Se apartó y se arremangó el bajo de la camisa. Lucie pudo ver unas grandes cicatrices.

– Cuchilladas. Cinco milímetros más, y no lo cuento.

– ¿La CIA?

Se mordió el labio mientras sacudía la cabeza.

– No son sus métodos. El reciente descubrimiento de esos cuerpos en su país, en Normandía, hace que piense que quizá me las tuve con un francés.

– ¿Los servicios secretos?

– Tal vez.

– ¿Y si le dijera que podría tratarse de la Legión?

– No lo sé. Recuerdo vagamente al tipo… Rostro cuadrado, robusto, con pinta de militar.

«El tipo de las botas militares», pensó Lucie.

– Lo que es seguro es que ese atentado contra mi persona estaba evidentemente relacionado con el film de Szpilman y nuestros descubrimientos. Y, sin embargo, tanto él como yo trabajábamos de incógnito, tratábamos de seguir una pista, de reunir pruebas, como también hace usted ahora. Él fue mucho más prudente que yo. Aún no sé cómo esos hombres que me perseguían podían estar al corriente. El chivatazo pudo llegarles de muchas partes ya que a lo largo de mi investigación hice muchas, muchísimas llamadas y me vi con mucha gente. En las instituciones psiquiátricas y religiosas o en archivos. Esos… asesinos… deben de tener contactos, algo así como centinelas. Desde entonces vivo escondido aquí, protegido por personas de confianza, en medio de ninguna parte.

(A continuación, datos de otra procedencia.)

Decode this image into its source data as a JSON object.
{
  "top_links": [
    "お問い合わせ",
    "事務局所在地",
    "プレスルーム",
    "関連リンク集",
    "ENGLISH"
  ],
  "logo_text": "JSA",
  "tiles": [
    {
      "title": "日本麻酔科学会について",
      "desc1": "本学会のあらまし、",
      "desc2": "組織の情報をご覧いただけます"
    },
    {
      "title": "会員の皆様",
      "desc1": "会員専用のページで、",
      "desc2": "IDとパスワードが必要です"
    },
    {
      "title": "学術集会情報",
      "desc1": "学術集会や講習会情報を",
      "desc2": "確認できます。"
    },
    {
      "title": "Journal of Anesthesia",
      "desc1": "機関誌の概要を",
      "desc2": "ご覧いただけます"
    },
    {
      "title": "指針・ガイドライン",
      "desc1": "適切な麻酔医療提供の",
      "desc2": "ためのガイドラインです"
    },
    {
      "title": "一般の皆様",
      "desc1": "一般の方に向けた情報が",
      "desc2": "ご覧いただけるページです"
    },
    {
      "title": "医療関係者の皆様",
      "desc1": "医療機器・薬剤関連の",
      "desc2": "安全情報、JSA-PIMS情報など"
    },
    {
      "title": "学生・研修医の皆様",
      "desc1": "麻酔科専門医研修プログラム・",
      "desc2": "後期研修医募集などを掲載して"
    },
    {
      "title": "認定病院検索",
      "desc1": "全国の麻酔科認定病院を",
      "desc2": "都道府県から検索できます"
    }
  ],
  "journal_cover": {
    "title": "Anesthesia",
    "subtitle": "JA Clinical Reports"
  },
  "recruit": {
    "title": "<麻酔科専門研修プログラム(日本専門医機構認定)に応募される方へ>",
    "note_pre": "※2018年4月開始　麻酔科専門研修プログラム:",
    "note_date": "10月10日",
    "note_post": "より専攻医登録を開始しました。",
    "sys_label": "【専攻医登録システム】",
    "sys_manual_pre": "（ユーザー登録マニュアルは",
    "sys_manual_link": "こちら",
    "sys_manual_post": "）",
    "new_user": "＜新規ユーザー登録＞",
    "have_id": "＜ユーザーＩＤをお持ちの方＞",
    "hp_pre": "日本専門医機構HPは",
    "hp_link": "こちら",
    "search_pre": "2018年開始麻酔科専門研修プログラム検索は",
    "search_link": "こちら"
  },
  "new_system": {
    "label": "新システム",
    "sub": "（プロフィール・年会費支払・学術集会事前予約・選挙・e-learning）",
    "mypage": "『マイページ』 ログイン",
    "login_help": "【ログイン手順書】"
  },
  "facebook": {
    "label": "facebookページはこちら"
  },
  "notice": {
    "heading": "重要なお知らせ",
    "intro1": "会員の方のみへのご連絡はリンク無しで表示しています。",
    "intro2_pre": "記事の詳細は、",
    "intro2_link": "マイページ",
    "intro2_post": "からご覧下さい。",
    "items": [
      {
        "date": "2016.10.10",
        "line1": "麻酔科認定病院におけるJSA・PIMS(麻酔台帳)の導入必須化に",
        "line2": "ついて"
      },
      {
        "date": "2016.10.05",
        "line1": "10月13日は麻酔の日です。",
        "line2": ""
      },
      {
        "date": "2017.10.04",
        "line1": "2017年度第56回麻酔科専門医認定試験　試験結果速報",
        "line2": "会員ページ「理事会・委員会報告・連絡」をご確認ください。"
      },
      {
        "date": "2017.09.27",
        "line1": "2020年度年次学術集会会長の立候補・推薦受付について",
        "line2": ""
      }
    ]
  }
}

En cuclillas, empuñando el arma, se atrevió a echar otro vistazo a través del ventanal. Suspiró largamente y, tras más de treinta segundos, se puso en pie.

– Tal vez fuera un animal. Por aquí rondan alces y castores.

Se calmó. Aquel tipo que, en su juventud, debía de haberse enfrentado a un montón de tipos peligrosos e influyentes, que se las había visto con las tinieblas y había sabido mantenerse a flote, acababa su vida en plena psicosis.

– Supongo que en los archivos no habrá hallado nada. Yo también los consulté, hará cosa de un año. Es evidente que las identidades correspondientes a esos rostros de niñas de los que disponemos, usted y yo, se hallan entre los expedientes de las comunidades religiosas. Pero, como habrá podido comprobar, esos archivos lamentablemente no son accesibles. Es lo único que me falta. Nombres… Necesito los nombres de esas pequeñas pacientes para llegar hasta el hospital psiquiátrico de la niñas y los conejos, a esas chiquillas, y así obtener testimonios, pruebas vivientes que…

– Tengo esos nombres.

– ¿Cómo es posible?

– Cada vez son más las comunidades religiosas que están cerrando, por falta de dinero. Sus archivos se trasladan sistemáticamente al Centro de Montréal. ¿No lo sabía?

Negó con un gesto de cabeza.

– Desde que me escondí, me es más difícil estar al corriente.

– La chiquilla del columpio se llama Alice Tonquin.

– Alice… -suspiró Rotenberg, como si hubiera tenido ese nombre en la punta de la lengua durante años.